Output: dist/sanctum-mlx/ containing the binary (17MB) + metallib (122MB). The shader library is seven times larger than the server. Metal has priorities.

Performance

Metric	Rust (`sanctum-mlx`)	Python (`mlx_lm.server`)
Inference tok/s	57	57
Startup time	~1s	~3s
Memory overhead	~50MB	~300MB
LoRA merge time	5s	N/A (runtime)
Crash recovery	Instant (no GC)	GIL pause risk

Same tok/s because the Metal GPU is the bottleneck — both runtimes are feeding the same silicon. Rust wins on everything around the inference: startup, memory, determinism.
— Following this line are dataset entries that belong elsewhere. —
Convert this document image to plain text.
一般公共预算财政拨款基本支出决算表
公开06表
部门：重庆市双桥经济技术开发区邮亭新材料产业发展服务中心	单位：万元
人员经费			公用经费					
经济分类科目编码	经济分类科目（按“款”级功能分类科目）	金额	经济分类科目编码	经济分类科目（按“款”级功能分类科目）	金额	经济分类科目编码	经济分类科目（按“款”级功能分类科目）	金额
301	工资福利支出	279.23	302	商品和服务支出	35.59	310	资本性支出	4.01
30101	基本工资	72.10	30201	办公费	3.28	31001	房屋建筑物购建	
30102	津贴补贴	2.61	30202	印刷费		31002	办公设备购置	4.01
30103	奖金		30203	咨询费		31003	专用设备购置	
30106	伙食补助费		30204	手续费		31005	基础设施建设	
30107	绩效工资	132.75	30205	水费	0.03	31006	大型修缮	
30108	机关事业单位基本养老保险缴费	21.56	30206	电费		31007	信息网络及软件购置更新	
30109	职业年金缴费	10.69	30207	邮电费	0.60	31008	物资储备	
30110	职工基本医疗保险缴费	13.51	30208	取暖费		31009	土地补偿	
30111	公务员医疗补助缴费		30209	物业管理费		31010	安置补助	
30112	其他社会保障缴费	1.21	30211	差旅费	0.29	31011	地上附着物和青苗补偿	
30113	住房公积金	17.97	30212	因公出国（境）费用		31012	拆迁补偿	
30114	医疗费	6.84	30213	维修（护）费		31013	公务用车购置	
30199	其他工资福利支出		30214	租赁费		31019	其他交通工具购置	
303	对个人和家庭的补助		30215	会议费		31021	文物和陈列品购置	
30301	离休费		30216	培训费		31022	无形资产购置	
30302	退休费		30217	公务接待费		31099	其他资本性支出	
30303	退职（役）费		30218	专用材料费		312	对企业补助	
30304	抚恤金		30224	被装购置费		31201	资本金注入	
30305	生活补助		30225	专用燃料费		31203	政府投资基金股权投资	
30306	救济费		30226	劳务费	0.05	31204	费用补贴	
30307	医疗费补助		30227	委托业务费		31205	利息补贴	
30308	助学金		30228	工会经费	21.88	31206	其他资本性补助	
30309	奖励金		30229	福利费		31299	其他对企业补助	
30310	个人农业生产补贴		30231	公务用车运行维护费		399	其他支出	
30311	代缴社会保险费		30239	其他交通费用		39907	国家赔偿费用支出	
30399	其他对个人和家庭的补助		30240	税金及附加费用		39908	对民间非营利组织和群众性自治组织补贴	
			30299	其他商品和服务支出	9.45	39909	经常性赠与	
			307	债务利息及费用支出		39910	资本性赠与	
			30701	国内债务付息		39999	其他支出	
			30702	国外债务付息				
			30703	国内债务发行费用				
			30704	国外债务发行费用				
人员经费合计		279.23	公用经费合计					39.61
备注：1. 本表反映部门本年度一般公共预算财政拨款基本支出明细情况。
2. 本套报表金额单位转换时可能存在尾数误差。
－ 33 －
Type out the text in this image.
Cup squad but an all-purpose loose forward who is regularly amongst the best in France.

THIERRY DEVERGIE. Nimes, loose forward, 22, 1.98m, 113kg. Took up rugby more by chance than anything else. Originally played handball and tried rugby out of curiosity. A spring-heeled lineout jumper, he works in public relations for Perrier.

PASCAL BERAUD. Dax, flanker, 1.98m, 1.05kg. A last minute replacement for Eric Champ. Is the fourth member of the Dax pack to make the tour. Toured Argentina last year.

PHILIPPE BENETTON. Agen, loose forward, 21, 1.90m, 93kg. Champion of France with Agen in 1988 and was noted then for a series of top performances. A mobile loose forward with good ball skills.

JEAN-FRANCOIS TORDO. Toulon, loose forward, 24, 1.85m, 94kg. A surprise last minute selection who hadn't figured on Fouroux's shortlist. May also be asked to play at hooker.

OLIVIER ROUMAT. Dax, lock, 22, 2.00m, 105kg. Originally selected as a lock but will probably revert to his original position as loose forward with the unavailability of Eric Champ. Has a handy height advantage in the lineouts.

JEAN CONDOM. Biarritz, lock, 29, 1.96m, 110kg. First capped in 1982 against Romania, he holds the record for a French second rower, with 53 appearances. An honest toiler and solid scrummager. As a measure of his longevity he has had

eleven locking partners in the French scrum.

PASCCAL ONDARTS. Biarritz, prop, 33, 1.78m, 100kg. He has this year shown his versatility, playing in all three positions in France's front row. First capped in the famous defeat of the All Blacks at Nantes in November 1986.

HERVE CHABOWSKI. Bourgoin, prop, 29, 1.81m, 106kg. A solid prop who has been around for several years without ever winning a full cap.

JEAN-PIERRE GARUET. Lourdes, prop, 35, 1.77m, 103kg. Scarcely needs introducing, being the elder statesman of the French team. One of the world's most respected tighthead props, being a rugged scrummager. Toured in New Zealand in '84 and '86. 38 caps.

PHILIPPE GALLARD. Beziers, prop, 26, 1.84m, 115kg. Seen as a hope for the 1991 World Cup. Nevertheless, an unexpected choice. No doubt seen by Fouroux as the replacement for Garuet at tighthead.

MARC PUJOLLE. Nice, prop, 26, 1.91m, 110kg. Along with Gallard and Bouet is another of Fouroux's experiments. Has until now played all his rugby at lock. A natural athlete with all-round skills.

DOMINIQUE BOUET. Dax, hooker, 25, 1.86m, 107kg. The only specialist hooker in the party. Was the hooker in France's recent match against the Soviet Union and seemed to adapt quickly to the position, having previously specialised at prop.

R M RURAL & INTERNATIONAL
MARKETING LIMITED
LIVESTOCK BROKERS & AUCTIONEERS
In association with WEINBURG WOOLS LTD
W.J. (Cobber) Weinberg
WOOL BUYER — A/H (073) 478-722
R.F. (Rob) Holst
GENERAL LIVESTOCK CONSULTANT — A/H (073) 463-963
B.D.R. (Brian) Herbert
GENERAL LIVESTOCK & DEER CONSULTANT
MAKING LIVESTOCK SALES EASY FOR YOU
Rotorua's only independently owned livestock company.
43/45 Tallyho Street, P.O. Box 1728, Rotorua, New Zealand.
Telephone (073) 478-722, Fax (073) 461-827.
The 250MB of saved overhead doesn’t matter much on a 128GB machine, but it matters a great deal on a 64GB machine that’s also running LM Studio, Home Assistant, XTTS, and whatever else decided to be important today.

Tests

27 tests across 3 suites:

Suite	Tests	Coverage
Unit (lib)	16	Config parsing, LoRA math, quantize roundtrip, real adapter validation
E2E integration	6	Model load, tokenizer, 248-pair merge, weight hash verification, inference
Weight verification	1	Hash before/after confirms weights actually changed

cd sanctum-mlx && cargo test -- --test-threads=1

The --test-threads=1 matters — parallel Metal GPU tests cause SIGTRAP from resource contention. One at a time, like civilized Jedi. The alternative is watching the GPU throw a tantrum because two tests tried to compile shaders simultaneously, which is entertaining exactly once.

The padawan carried the Death Star plans. It just needed better shoes.